MORRISVILLE, NC (TheStreet) -- An experimental drug from Furiex Pharmaceuticals (FURX) produced more "consistent" stool and reduced pain compared to a placebo in two large, phase III studies of patients diagnosed with a form of irritable bowel syndrome that causes excessive diarrhea, the company said Tuesday.
Furiex shares soared at Tuesday's open, rising 147% to $113.94.
Furiex will submit the drug, eluxadoline, for U.S. approval at the end of the second quarter based on the positive results from the two studies. A European approval filing will likely be submitted in 2015.
Eluxadoline is designed to work like the opioid painkiller oxycodone except with low oral bioavailability and only in the gut, where it can treat diarrhea and reduce pain without causing constipation.
Furiex conducted two identical phase III studies which enrolled 2,428 patients with diarrhea-predominant irritable bowel syndrome (IBS-d). The primary endpoint of the studies was a composite response which required patients to report both improvement in stool consistency and reductions in abdominal pain.
FDA mandated that Furiex demonstrate a treatment benefit favoring eluxadoline over placebo for 12 weeks, while European regulators wanted to see a treatment benefit lasting 26 weeks.
In the first study, IBS-d patients treated with two different doses of eluxadoline -- 75 mg and 100 mg -- both responded better than placebo at 12 and 26 weeks. The benefit favoring eluxadoline was statistically significant.

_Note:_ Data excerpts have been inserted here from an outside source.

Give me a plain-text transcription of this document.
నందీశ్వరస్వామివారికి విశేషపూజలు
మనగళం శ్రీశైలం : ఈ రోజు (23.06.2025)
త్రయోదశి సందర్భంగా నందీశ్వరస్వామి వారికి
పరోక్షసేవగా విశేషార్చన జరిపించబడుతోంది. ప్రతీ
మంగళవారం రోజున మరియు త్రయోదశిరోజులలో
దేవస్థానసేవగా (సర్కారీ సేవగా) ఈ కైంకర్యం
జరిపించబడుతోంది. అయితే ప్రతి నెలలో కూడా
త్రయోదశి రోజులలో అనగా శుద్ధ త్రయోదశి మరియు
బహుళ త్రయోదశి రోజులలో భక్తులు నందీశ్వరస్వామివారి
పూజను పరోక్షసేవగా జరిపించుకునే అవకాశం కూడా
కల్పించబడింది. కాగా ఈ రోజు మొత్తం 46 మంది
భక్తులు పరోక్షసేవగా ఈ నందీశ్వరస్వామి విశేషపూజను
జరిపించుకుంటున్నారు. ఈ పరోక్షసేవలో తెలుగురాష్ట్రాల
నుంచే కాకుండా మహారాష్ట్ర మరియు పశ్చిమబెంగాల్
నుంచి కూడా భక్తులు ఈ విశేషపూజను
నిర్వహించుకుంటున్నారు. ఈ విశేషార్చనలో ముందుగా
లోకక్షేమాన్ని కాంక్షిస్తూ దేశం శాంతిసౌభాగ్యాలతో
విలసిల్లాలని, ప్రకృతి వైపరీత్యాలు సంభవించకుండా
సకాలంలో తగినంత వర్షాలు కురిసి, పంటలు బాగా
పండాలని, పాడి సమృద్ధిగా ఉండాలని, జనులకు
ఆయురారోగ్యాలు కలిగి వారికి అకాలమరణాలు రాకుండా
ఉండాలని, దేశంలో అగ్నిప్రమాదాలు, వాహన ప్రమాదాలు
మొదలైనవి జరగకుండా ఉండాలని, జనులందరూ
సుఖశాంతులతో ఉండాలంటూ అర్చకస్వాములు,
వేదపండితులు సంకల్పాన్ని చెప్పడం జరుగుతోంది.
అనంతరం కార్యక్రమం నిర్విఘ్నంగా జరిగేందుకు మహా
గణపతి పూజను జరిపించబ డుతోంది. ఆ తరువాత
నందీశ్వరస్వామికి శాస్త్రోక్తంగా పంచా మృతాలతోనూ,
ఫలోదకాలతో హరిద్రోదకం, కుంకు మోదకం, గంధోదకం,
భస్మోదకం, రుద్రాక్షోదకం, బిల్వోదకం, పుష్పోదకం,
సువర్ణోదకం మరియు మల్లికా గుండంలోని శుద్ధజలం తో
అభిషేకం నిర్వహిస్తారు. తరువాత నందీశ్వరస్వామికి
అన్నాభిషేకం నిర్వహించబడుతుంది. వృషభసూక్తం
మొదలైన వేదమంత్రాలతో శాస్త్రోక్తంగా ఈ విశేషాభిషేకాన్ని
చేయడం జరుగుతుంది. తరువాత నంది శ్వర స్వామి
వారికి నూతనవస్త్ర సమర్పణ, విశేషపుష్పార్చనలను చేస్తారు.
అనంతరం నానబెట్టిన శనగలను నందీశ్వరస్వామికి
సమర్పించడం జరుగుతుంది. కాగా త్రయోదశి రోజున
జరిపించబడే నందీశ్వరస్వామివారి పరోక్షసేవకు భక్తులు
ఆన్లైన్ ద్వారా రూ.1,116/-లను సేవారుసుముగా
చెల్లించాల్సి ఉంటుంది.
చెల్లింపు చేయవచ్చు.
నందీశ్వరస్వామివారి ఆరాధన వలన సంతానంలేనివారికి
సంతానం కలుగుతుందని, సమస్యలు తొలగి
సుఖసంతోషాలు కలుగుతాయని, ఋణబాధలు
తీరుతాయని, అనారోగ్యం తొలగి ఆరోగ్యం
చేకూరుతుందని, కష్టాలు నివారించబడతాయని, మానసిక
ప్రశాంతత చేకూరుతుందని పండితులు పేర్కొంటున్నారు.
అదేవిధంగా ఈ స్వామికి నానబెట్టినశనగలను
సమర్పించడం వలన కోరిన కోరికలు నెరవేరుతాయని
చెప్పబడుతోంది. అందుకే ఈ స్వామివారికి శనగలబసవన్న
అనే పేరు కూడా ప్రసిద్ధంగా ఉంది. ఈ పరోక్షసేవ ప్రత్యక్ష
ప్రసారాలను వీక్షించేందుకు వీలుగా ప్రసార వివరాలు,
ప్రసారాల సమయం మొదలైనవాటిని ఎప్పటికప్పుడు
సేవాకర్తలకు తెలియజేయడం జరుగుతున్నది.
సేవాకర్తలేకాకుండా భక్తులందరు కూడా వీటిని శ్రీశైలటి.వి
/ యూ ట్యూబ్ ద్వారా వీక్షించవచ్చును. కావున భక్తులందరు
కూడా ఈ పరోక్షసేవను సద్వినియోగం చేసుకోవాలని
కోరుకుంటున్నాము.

In the second study, both doses of eluxadoline were numerically and statistically superior to placebo at the FDA-mandated 12 week time point, but at 26 weeks, only the higher 100 mg dose of eluxadoline was better than placebo. The lower dose of Furiex's drug was numerically better than placebo but not by enough to reach statistical significance.
When data from the two studies were pooled together, the response rates of eluxadoline at both doses were better than placebo and statistically significant at 12 and 26 weeks.
When the composite endpoint was broken down into the two components, eluxadoline was shown to have a greater effect on stool consistency than pain reduction.
In a previous phase II study, eluxadoline was associated with several cases of pancreatitis. In the phase III studies reported Tuesday, "mild" pancreatitis was reported by five patients treated with the drug, or a rate of 0.3% across both studies. Three of the patients were frequent alcohol users, a fourth patient entered the trial with a known risk factor for pancreatitis and the fifth patient experienced transient sphincter of Oddi spasm, a known side effect of the opiate class of drugs.
In an interview Monday, Furiex Chairman Fred Eshelman said all the reports of pancreatitis in the studies were mild and resolved quickly once patients discontinued eluxadoline. The association of pancreatitis with eluxadoline is similar to other opioids, all of which are approved with warnings on their respective labels, he added.
Diarrhea-predominant IBS (IBS-d) affects about 15 million people in the U.S. and another 13 million people in Europe, Furiex says. A single drug, Lotronex, is currently approved by FDA only for women with IBS-d. Access to Lotronex is also restricted because of safety concerns. The drug is not approved in Europe.